Whole milk, for example, has 124IU of Vitamin D while the chart only lists 2.4 IU, which approximates the 1% fat figure from Google's nutrition information.
This is what 200 calories of whole milk looks like. This is 200 calories of eggs. This is 100 calories of spinach.
Spinach has little protein (0.9g/serving), while eggs and milk both contain 8g and 7g per serving. This extremely important number is missing from the chart. A cup (30g) of spinach (standard serving size) contains 7 calories, so you'd need to multiply your numbers in the charts by 0.07 to get the expected nutrition per serving of spinach. A serving of whole milk (8oz/244g) is around 148 calories, so we'd need to multipy by 1.48 for a serving:serving comparison. Doing this, the differences in nutrient content are much smaller for most nutrients, and milk 'winning' several of them.
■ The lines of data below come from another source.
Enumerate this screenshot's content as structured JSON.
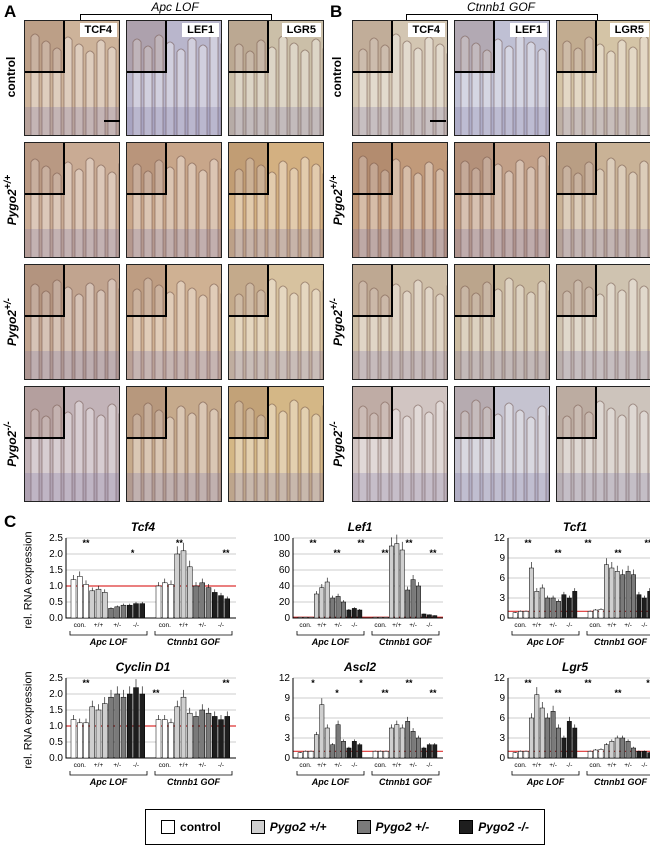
{
  "panels": {
    "a": "A",
    "b": "B",
    "c": "C"
  },
  "group_a": "Apc LOF",
  "group_b": "Ctnnb1 GOF",
  "markers": [
    "TCF4",
    "LEF1",
    "LGR5"
  ],
  "rows": [
    "control",
    "Pygo2 +/+",
    "Pygo2 +/-",
    "Pygo2 -/-"
  ],
  "rows_html": [
    "control",
    "Pygo2<sup>+/+</sup>",
    "Pygo2<sup>+/-</sup>",
    "Pygo2<sup>-/-</sup>"
  ],
  "ylabel": "rel. RNA expression",
  "legend": {
    "control": "control",
    "wt": "Pygo2 +/+",
    "het": "Pygo2 +/-",
    "ko": "Pygo2 -/-",
    "colors": {
      "control": "#ffffff",
      "wt": "#cfcfcf",
      "het": "#7a7a7a",
      "ko": "#1e1e1e"
    }
  },
  "xgroups": [
    "Apc LOF",
    "Ctnnb1 GOF"
  ],
  "xticks": [
    "con.",
    "+/+",
    "+/-",
    "-/-"
  ],
  "chart_data": [
    {
      "type": "bar",
      "title": "Tcf4",
      "ylabel": "rel. RNA expression",
      "yticks": [
        0,
        0.5,
        1.0,
        1.5,
        2.0,
        2.5
      ],
      "ylim": [
        0,
        2.5
      ],
      "series": [
        {
          "name": "control",
          "values": [
            1.2,
            1.3,
            1.05,
            1.0,
            1.1,
            1.05
          ]
        },
        {
          "name": "Pygo2 +/+",
          "values": [
            0.85,
            0.9,
            0.8,
            2.0,
            2.1,
            1.6
          ]
        },
        {
          "name": "Pygo2 +/-",
          "values": [
            0.3,
            0.35,
            0.4,
            1.0,
            1.1,
            0.95
          ]
        },
        {
          "name": "Pygo2 -/-",
          "values": [
            0.4,
            0.45,
            0.45,
            0.8,
            0.7,
            0.6
          ]
        }
      ],
      "annotations": [
        "**",
        "*",
        "**",
        "**"
      ]
    },
    {
      "type": "bar",
      "title": "Lef1",
      "ylabel": "",
      "yticks": [
        0,
        20,
        40,
        60,
        80,
        100
      ],
      "ylim": [
        0,
        100
      ],
      "series": [
        {
          "name": "control",
          "values": [
            1,
            1,
            1,
            1,
            1,
            1
          ]
        },
        {
          "name": "Pygo2 +/+",
          "values": [
            30,
            38,
            45,
            90,
            93,
            85
          ]
        },
        {
          "name": "Pygo2 +/-",
          "values": [
            25,
            27,
            20,
            35,
            48,
            40
          ]
        },
        {
          "name": "Pygo2 -/-",
          "values": [
            10,
            12,
            10,
            5,
            4,
            3
          ]
        }
      ],
      "annotations": [
        "**",
        "**",
        "**",
        "**",
        "**",
        "**"
      ]
    },
    {
      "type": "bar",
      "title": "Tcf1",
      "ylabel": "",
      "yticks": [
        0,
        3,
        6,
        9,
        12
      ],
      "ylim": [
        0,
        12
      ],
      "series": [
        {
          "name": "control",
          "values": [
            0.8,
            1.0,
            1.0,
            1.0,
            1.2,
            1.3
          ]
        },
        {
          "name": "Pygo2 +/+",
          "values": [
            7.5,
            4.0,
            4.5,
            8.0,
            7.5,
            7.0
          ]
        },
        {
          "name": "Pygo2 +/-",
          "values": [
            3.0,
            3.0,
            2.5,
            6.5,
            7.0,
            6.5
          ]
        },
        {
          "name": "Pygo2 -/-",
          "values": [
            3.5,
            3.0,
            4.0,
            3.5,
            3.0,
            4.0
          ]
        }
      ],
      "annotations": [
        "**",
        "**",
        "**",
        "**",
        "**"
      ]
    },
    {
      "type": "bar",
      "title": "Cyclin D1",
      "ylabel": "rel. RNA expression",
      "yticks": [
        0,
        0.5,
        1.0,
        1.5,
        2.0,
        2.5
      ],
      "ylim": [
        0,
        2.5
      ],
      "series": [
        {
          "name": "control",
          "values": [
            1.2,
            1.1,
            1.1,
            1.2,
            1.2,
            1.1
          ]
        },
        {
          "name": "Pygo2 +/+",
          "values": [
            1.6,
            1.5,
            1.7,
            1.6,
            1.9,
            1.4
          ]
        },
        {
          "name": "Pygo2 +/-",
          "values": [
            1.9,
            2.0,
            1.9,
            1.3,
            1.5,
            1.4
          ]
        },
        {
          "name": "Pygo2 -/-",
          "values": [
            2.0,
            2.2,
            2.0,
            1.3,
            1.2,
            1.3
          ]
        }
      ],
      "annotations": [
        "**",
        "**",
        "**"
      ]
    },
    {
      "type": "bar",
      "title": "Ascl2",
      "ylabel": "",
      "yticks": [
        0,
        3,
        6,
        9,
        12
      ],
      "ylim": [
        0,
        12
      ],
      "series": [
        {
          "name": "control",
          "values": [
            0.8,
            1.0,
            1.0,
            1.0,
            1.0,
            1.0
          ]
        },
        {
          "name": "Pygo2 +/+",
          "values": [
            3.5,
            8.0,
            4.5,
            4.5,
            5.0,
            4.5
          ]
        },
        {
          "name": "Pygo2 +/-",
          "values": [
            2.0,
            5.0,
            2.5,
            5.5,
            4.0,
            3.0
          ]
        },
        {
          "name": "Pygo2 -/-",
          "values": [
            1.5,
            2.5,
            2.0,
            1.5,
            2.0,
            2.0
          ]
        }
      ],
      "annotations": [
        "*",
        "*",
        "*",
        "**",
        "**",
        "**"
      ]
    },
    {
      "type": "bar",
      "title": "Lgr5",
      "ylabel": "",
      "yticks": [
        0,
        3,
        6,
        9,
        12
      ],
      "ylim": [
        0,
        12
      ],
      "series": [
        {
          "name": "control",
          "values": [
            0.8,
            1.0,
            1.0,
            1.0,
            1.2,
            1.3
          ]
        },
        {
          "name": "Pygo2 +/+",
          "values": [
            6.0,
            9.5,
            7.5,
            2.0,
            2.5,
            3.0
          ]
        },
        {
          "name": "Pygo2 +/-",
          "values": [
            6.0,
            7.0,
            4.5,
            3.0,
            2.5,
            1.5
          ]
        },
        {
          "name": "Pygo2 -/-",
          "values": [
            3.0,
            5.5,
            4.5,
            1.0,
            1.0,
            0.8
          ]
        }
      ],
      "annotations": [
        "**",
        "**",
        "**",
        "**",
        "*"
      ]
    }
  ]
}
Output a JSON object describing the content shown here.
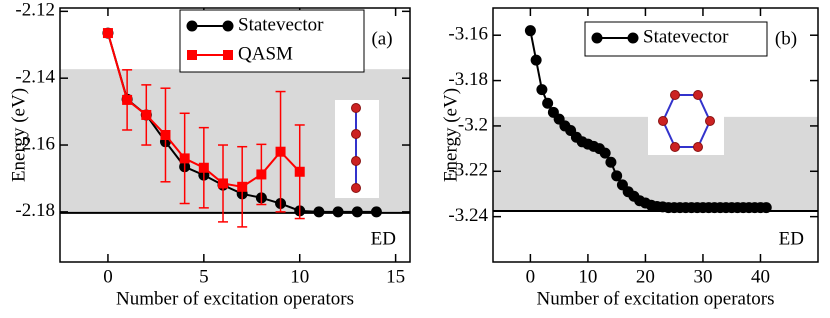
{
  "chart_data": [
    {
      "type": "line",
      "panel_label": "(a)",
      "x_label": "Number of excitation operators",
      "y_label": "Energy (eV)",
      "x": [
        0,
        1,
        2,
        3,
        4,
        5,
        6,
        7,
        8,
        9,
        10,
        11,
        12,
        13,
        14
      ],
      "series": [
        {
          "name": "Statevector",
          "color": "#000000",
          "marker": "circle",
          "values": [
            -2.1265,
            -2.1463,
            -2.151,
            -2.159,
            -2.1665,
            -2.169,
            -2.172,
            -2.1746,
            -2.1758,
            -2.1775,
            -2.1797,
            -2.18,
            -2.18,
            -2.18,
            -2.18
          ]
        },
        {
          "name": "QASM",
          "color": "#ff0000",
          "marker": "square",
          "values": [
            -2.1265,
            -2.1465,
            -2.151,
            -2.157,
            -2.164,
            -2.1668,
            -2.1715,
            -2.1725,
            -2.1688,
            -2.162,
            -2.168,
            null,
            null,
            null,
            null
          ],
          "errors": [
            0,
            0.009,
            0.009,
            0.014,
            0.0135,
            0.012,
            0.0115,
            0.012,
            0.009,
            0.018,
            0.014,
            null,
            null,
            null,
            null
          ]
        }
      ],
      "reference": {
        "label": "ED",
        "value": -2.1803
      },
      "shaded_band": [
        -2.1803,
        -2.1373
      ],
      "band_color": "#d9d9d9",
      "xlim": [
        -2.5,
        15.75
      ],
      "ylim": [
        -2.195,
        -2.119
      ],
      "xticks": [
        0,
        5,
        10,
        15
      ],
      "yticks": [
        -2.18,
        -2.16,
        -2.14,
        -2.12
      ]
    },
    {
      "type": "line",
      "panel_label": "(b)",
      "x_label": "Number of excitation operators",
      "y_label": "Energy (eV)",
      "x": [
        0,
        1,
        2,
        3,
        4,
        5,
        6,
        7,
        8,
        9,
        10,
        11,
        12,
        13,
        14,
        15,
        16,
        17,
        18,
        19,
        20,
        21,
        22,
        23,
        24,
        25,
        26,
        27,
        28,
        29,
        30,
        31,
        32,
        33,
        34,
        35,
        36,
        37,
        38,
        39,
        40,
        41
      ],
      "series": [
        {
          "name": "Statevector",
          "color": "#000000",
          "marker": "circle",
          "values": [
            -3.158,
            -3.171,
            -3.184,
            -3.19,
            -3.194,
            -3.197,
            -3.2,
            -3.202,
            -3.205,
            -3.207,
            -3.208,
            -3.209,
            -3.21,
            -3.212,
            -3.216,
            -3.222,
            -3.226,
            -3.229,
            -3.231,
            -3.233,
            -3.234,
            -3.235,
            -3.2355,
            -3.2357,
            -3.236,
            -3.236,
            -3.236,
            -3.236,
            -3.236,
            -3.236,
            -3.236,
            -3.236,
            -3.236,
            -3.236,
            -3.236,
            -3.236,
            -3.236,
            -3.236,
            -3.236,
            -3.236,
            -3.236,
            -3.236
          ]
        }
      ],
      "reference": {
        "label": "ED",
        "value": -3.2375
      },
      "shaded_band": [
        -3.2375,
        -3.196
      ],
      "band_color": "#d9d9d9",
      "xlim": [
        -6.5,
        50
      ],
      "ylim": [
        -3.26,
        -3.148
      ],
      "xticks": [
        0,
        10,
        20,
        30,
        40
      ],
      "yticks": [
        -3.24,
        -3.22,
        -3.2,
        -3.18,
        -3.16
      ]
    }
  ]
}
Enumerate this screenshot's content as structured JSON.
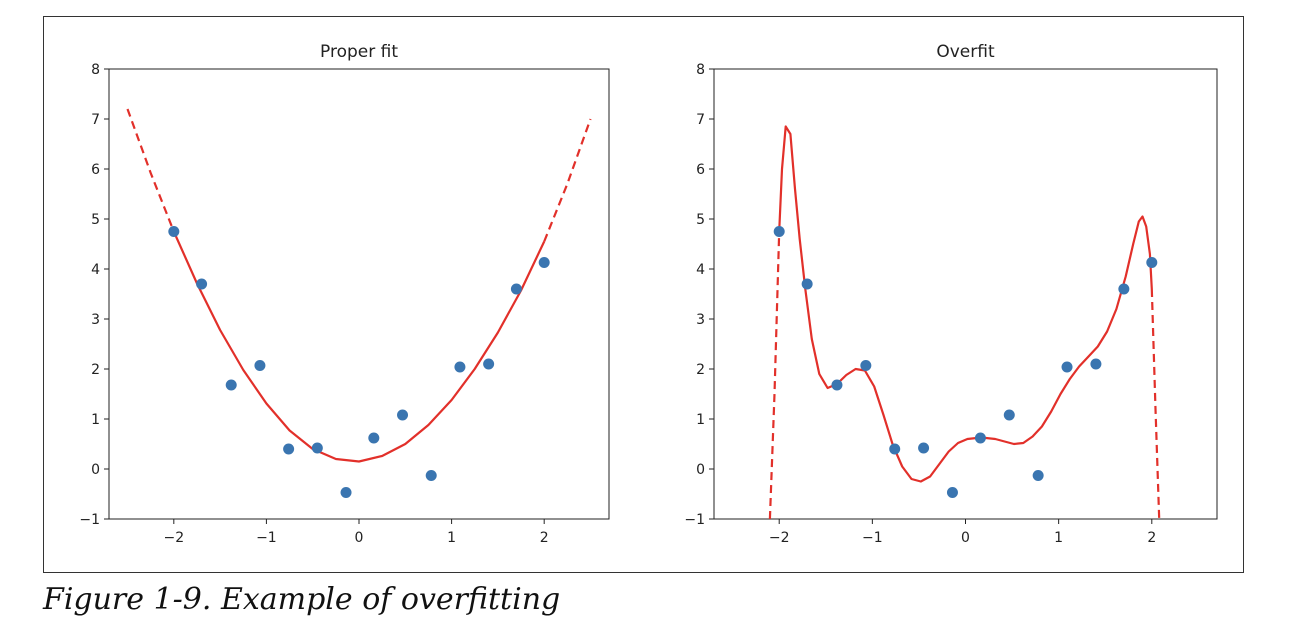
{
  "caption": "Figure 1-9. Example of overfitting",
  "colors": {
    "points": "#3a75b0",
    "fit": "#e2302a",
    "axes": "#222222",
    "frame": "#333333"
  },
  "chart_data": [
    {
      "type": "scatter",
      "title": "Proper fit",
      "xlim": [
        -2.7,
        2.7
      ],
      "ylim": [
        -1,
        8
      ],
      "xticks": [
        -2,
        -1,
        0,
        1,
        2
      ],
      "xtick_labels": [
        "−2",
        "−1",
        "0",
        "1",
        "2"
      ],
      "yticks": [
        -1,
        0,
        1,
        2,
        3,
        4,
        5,
        6,
        7,
        8
      ],
      "ytick_labels": [
        "−1",
        "0",
        "1",
        "2",
        "3",
        "4",
        "5",
        "6",
        "7",
        "8"
      ],
      "grid": false,
      "points": {
        "x": [
          -2.0,
          -1.7,
          -1.38,
          -1.07,
          -0.76,
          -0.45,
          -0.14,
          0.16,
          0.47,
          0.78,
          1.09,
          1.4,
          1.7,
          2.0
        ],
        "y": [
          4.75,
          3.7,
          1.68,
          2.07,
          0.4,
          0.42,
          -0.47,
          0.62,
          1.08,
          -0.13,
          2.04,
          2.1,
          3.6,
          4.13
        ]
      },
      "fit_curve": {
        "x": [
          -2.5,
          -2.25,
          -2.0,
          -1.75,
          -1.5,
          -1.25,
          -1.0,
          -0.75,
          -0.5,
          -0.25,
          0.0,
          0.25,
          0.5,
          0.75,
          1.0,
          1.25,
          1.5,
          1.75,
          2.0,
          2.25,
          2.5
        ],
        "y": [
          7.2,
          5.92,
          4.75,
          3.71,
          2.78,
          1.98,
          1.31,
          0.77,
          0.4,
          0.2,
          0.15,
          0.26,
          0.5,
          0.88,
          1.38,
          2.0,
          2.73,
          3.57,
          4.55,
          5.7,
          7.0
        ],
        "solid_range": [
          -2.0,
          2.0
        ]
      }
    },
    {
      "type": "scatter",
      "title": "Overfit",
      "xlim": [
        -2.7,
        2.7
      ],
      "ylim": [
        -1,
        8
      ],
      "xticks": [
        -2,
        -1,
        0,
        1,
        2
      ],
      "xtick_labels": [
        "−2",
        "−1",
        "0",
        "1",
        "2"
      ],
      "yticks": [
        -1,
        0,
        1,
        2,
        3,
        4,
        5,
        6,
        7,
        8
      ],
      "ytick_labels": [
        "−1",
        "0",
        "1",
        "2",
        "3",
        "4",
        "5",
        "6",
        "7",
        "8"
      ],
      "grid": false,
      "points": {
        "x": [
          -2.0,
          -1.7,
          -1.38,
          -1.07,
          -0.76,
          -0.45,
          -0.14,
          0.16,
          0.47,
          0.78,
          1.09,
          1.4,
          1.7,
          2.0
        ],
        "y": [
          4.75,
          3.7,
          1.68,
          2.07,
          0.4,
          0.42,
          -0.47,
          0.62,
          1.08,
          -0.13,
          2.04,
          2.1,
          3.6,
          4.13
        ]
      },
      "fit_curve": {
        "x": [
          -2.1,
          -2.05,
          -2.0,
          -1.97,
          -1.93,
          -1.88,
          -1.83,
          -1.78,
          -1.72,
          -1.65,
          -1.57,
          -1.48,
          -1.38,
          -1.28,
          -1.18,
          -1.08,
          -0.98,
          -0.88,
          -0.78,
          -0.68,
          -0.58,
          -0.48,
          -0.38,
          -0.28,
          -0.18,
          -0.08,
          0.02,
          0.12,
          0.22,
          0.32,
          0.42,
          0.52,
          0.62,
          0.72,
          0.82,
          0.92,
          1.02,
          1.12,
          1.22,
          1.32,
          1.42,
          1.52,
          1.62,
          1.72,
          1.8,
          1.86,
          1.9,
          1.94,
          1.98,
          2.0,
          2.04,
          2.08
        ],
        "y": [
          -1.0,
          1.5,
          4.75,
          6.0,
          6.85,
          6.7,
          5.6,
          4.6,
          3.6,
          2.6,
          1.9,
          1.62,
          1.7,
          1.88,
          2.0,
          1.97,
          1.65,
          1.08,
          0.48,
          0.05,
          -0.2,
          -0.25,
          -0.15,
          0.1,
          0.35,
          0.52,
          0.6,
          0.62,
          0.62,
          0.6,
          0.55,
          0.5,
          0.52,
          0.65,
          0.85,
          1.15,
          1.5,
          1.8,
          2.05,
          2.25,
          2.45,
          2.75,
          3.2,
          3.85,
          4.5,
          4.95,
          5.05,
          4.85,
          4.3,
          3.6,
          1.2,
          -1.0
        ],
        "solid_range": [
          -2.0,
          2.0
        ]
      }
    }
  ]
}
A gallon of whole milk (16 servings) costs ~$3 in my town, and a 10oz bag of spinach (roughly 9 servings) costs ~$2. The price per calorie, per gram protein, and for most micronutrients is smaller for milk than spinach.
Spinach is, of course, great to eat and very healthy. But so are milk and eggs. That they compare so favorably to your chosen food when using more realistic comparisons supports "milk and eggs are nutrient dense."
Why should I care what someone's semi-arbitrary idea of what a serving is is?
Because people eat by servings, not by fixed numbers of calories. Comparing by semi-arbitrary servings isn't perfect, but it's better than not comparing by servings at all, and you haven't offered any serving sizes that you believe are better, so semi-arbitrary is the best we have.
Servings are fine for candy bars, but they're almost totally meaningless if we're talking about fungible ingredients like spinach; those are going to be used in all sorts of ways, almost all of them different from whatever the relevant regulatory body had in mind. (Milk and eggs are a bit less so since they're often consumed in quanta of one egg or a glass of milk, but neither one's exactly an uncommon ingredient.)
I'm not sure there's a perfect way of comparing nutrient density under these circumstances, but volume is probably what I'd go for; you can only fit so much on a plate, so ingredients generally displace each other on a volume basis. For leafy greens in particular I might use cooked volume, since they usually cook way down.
Who eats 30 grams of spinach and then stops?
That doesn't mean that people don't eat by servings, it means that 30 grams isn't a good serving size.
Furthermore, since we're comparing different foods, the fact that 30 grams may be too small is compensated for by the fact that the serving size for milk is a cup, which is also too small.